Zatoczka w pobliżu Szkoły Podstawowej nr 7 będzie służyć rodzicom uczniów, którzy przywożą dzieci na lekcje.
- O zatoczce, przy której rodzice mogliby na chwilę zatrzymać swój samochód, by dziecko mogło wysiąść i pójść do szkoły myśleliśmy już dawno. I proponowaliśmy to rozwiązanie – przyznaje Lech Łagożny ze Szkoły Podstawowej nr 7 w Świdniku. – Parking szkolny jest co prawda dość pojemny – ma ok. 50 miejsc parkingowych, ale niewystarczający. Samochodów, zwłaszcza w godzinach szkolnego szczytu, kiedy rodzice przywożą uczniów lub zabierają je ze szkoły tj. ok. godz. 8 i 12 jest znacznie więcej. Dlatego bardzo cieszy nas, że taka zatoczka powstanie.

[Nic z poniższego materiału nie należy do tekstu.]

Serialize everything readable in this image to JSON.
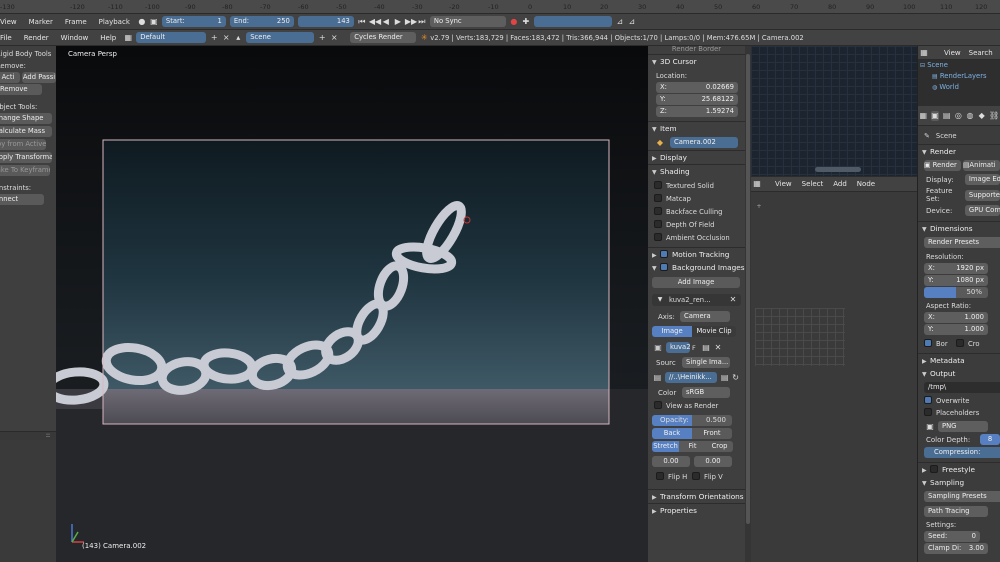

– Mamy już zatwierdzoną, przez policję i inne służby nową organizacje ruchu w rejonie Armii Krajowej w Świdniku – mówi Łukasz Reszka, starosta świdnicki. – I już w piątek będziemy mogli tę zatoczkę zrobić tak by służyła rodzicom uczniów.
Tzw. Kiss&Ride – czyli wyznaczone miejsce, służące do krótkiego postoju, ok. 1-2 minut, spotykane jest zwłaszcza przy dworcach, lotniskach, centrach przesiadkowych, ale też i szkołach.
– Powstanie przy ogrodzeniu szkoły, w miejscu obecnej zatoki przystankowej. Nie oznacza to jednak, że likwidujemy przystanek – zastrzega starosta. – Z tej zatoki przystankowej nie korzystał żaden przewoźnik. Nikt nie miał podpisanej umowy na zatrzymywanie się w tym miejscu, dlatego można wykorzystać ją do innych celów. Przystanek komunikacji miejskiej zostanie przeniesiony kilka metrów dalej, w kierunku Kauflandu, przy stacji transformatorowej.
Rodzice uczniów będą mogli zatrzymywać się w zatoczce na czas nie dłuższy niż 2 minuty.